After being split up for months by Trump policy, there are traumatic scenes at reunions

Ms Milka Pablo wears a monitoring bracelet on her ankle while waiting for release with her daughter Darly Coronado after their reunion. Darly screamed and tried to wiggle free from her mother's embrace when they were reunited long after being separat
Ms Milka Pablo wears a monitoring bracelet on her ankle while waiting for release with her daughter Darly Coronado after their reunion. Darly screamed and tried to wiggle free from her mother's embrace when they were reunited long after being separated at the border. PHOTO: NYTIMES

PHOENIX (Arizona) • One mother had waited four months to wrap her arms around her little boy. Another had waited three months to see her little girl again.

When the reunions finally happened on Tuesday in Phoenix, the mothers were met with cries of rejection from their children.

"He didn't recognise me," said Ms Mirce Alba Lopez, 31, of her three-year-old son, Ederson, her eyes welling up with tears. "My joy turned temporarily to sadness."

For Ms Milka Pablo, 35, it was no different. Her three-year-old daughter, Darly, screamed and tried to wiggle free from her mother's embrace.

"I want Miss. I want Miss," Darly cried, calling for the social worker at the shelter where she had been living since mother and daughter were separated by federal agents at the south-western border.

The tearful reunions - ordered by a court in California - came as the government said that it would release hundreds of migrant families wearing ankle bracelet monitors into the United States, effectively returning to the "catch and release" policy that President Donald Trump promised to eliminate.

Faced with a pair of court orders restricting immigration detentions, federal officials said that they could not hold all of the migrant families who had been apprehended. They said their hands were tied by duelling requirements to release children from detention after 20 days and also to keep them with their parents or other adult relatives.
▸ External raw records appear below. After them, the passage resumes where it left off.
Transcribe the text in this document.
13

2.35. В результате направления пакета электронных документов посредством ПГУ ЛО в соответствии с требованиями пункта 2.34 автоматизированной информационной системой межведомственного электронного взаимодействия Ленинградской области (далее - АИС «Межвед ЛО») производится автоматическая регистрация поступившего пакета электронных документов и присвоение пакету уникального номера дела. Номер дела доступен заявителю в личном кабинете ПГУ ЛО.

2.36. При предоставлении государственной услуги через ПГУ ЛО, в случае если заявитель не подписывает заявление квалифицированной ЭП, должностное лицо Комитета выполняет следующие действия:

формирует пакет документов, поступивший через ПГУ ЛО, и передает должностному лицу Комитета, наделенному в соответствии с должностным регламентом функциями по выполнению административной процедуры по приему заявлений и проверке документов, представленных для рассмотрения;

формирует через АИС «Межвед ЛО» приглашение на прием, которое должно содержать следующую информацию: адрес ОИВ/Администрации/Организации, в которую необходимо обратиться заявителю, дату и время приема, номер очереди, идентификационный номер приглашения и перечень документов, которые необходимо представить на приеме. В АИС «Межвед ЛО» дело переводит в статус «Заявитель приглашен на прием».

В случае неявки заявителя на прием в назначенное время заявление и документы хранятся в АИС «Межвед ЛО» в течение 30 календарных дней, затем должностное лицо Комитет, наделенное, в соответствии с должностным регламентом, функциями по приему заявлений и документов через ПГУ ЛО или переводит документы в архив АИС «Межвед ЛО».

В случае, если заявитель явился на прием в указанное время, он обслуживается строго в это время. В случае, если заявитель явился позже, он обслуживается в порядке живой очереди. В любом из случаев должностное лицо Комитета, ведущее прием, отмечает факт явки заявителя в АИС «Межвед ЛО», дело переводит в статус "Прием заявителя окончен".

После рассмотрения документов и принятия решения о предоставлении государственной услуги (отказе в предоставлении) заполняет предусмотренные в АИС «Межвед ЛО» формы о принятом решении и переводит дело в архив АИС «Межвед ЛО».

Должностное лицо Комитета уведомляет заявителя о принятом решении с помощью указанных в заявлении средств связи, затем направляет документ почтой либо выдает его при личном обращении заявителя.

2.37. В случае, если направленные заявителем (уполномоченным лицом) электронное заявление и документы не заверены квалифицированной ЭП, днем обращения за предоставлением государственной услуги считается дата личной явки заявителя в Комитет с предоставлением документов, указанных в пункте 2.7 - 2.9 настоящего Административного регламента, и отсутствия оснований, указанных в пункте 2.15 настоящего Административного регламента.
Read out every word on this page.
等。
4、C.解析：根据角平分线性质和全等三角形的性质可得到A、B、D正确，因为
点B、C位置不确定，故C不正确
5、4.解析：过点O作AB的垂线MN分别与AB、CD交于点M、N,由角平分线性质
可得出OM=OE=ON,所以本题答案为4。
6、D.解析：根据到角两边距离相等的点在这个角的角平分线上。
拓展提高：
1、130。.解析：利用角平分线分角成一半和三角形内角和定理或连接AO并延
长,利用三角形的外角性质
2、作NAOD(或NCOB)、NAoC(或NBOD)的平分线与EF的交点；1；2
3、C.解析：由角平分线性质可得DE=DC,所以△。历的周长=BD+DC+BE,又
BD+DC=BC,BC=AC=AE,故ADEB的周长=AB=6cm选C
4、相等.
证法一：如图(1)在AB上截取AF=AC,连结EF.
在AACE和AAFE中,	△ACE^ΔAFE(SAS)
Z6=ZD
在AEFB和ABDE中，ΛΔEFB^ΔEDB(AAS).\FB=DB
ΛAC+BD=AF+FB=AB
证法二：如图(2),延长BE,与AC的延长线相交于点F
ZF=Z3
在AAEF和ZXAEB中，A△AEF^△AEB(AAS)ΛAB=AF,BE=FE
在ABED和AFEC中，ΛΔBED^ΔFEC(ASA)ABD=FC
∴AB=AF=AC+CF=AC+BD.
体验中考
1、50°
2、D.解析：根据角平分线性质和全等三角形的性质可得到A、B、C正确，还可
Trump administration officials also said they had stopped referring migrant adults who enter the US with children for prosecution.

"Parents with children under the age of five are being reunited with their children and then released and enrolled into an alternative detention programme," said Mr Matthew Albence, Immigration and Customs Enforcement's executive associate director of enforcement and removal operations. He said that means the migrants will be given ankle bracelets "and released into the community".

Government officials said they were struggling to meet Tuesday's court-ordered deadline to reunite 102 migrant children under five with their parents; only about one-third were expected to be reunited by then.

The reunions that did happen were chaotic. Parents were warned that pickup and drop-off times could change throughout the day.

The Justice Department has maintained that its "zero-tolerance" immigration policy - which focuses on prosecuting all adults who illegally enter the US but not necessarily detaining them - is still intact.

The department has also said that it is prosecuting all of the cases it receives from immigration agents.

Ms Katie Waldman, a spokesman for the Department of Homeland Security, called the return to catch and release unfortunate and said that it would serve "as a pull factor for increased future illegal immigration".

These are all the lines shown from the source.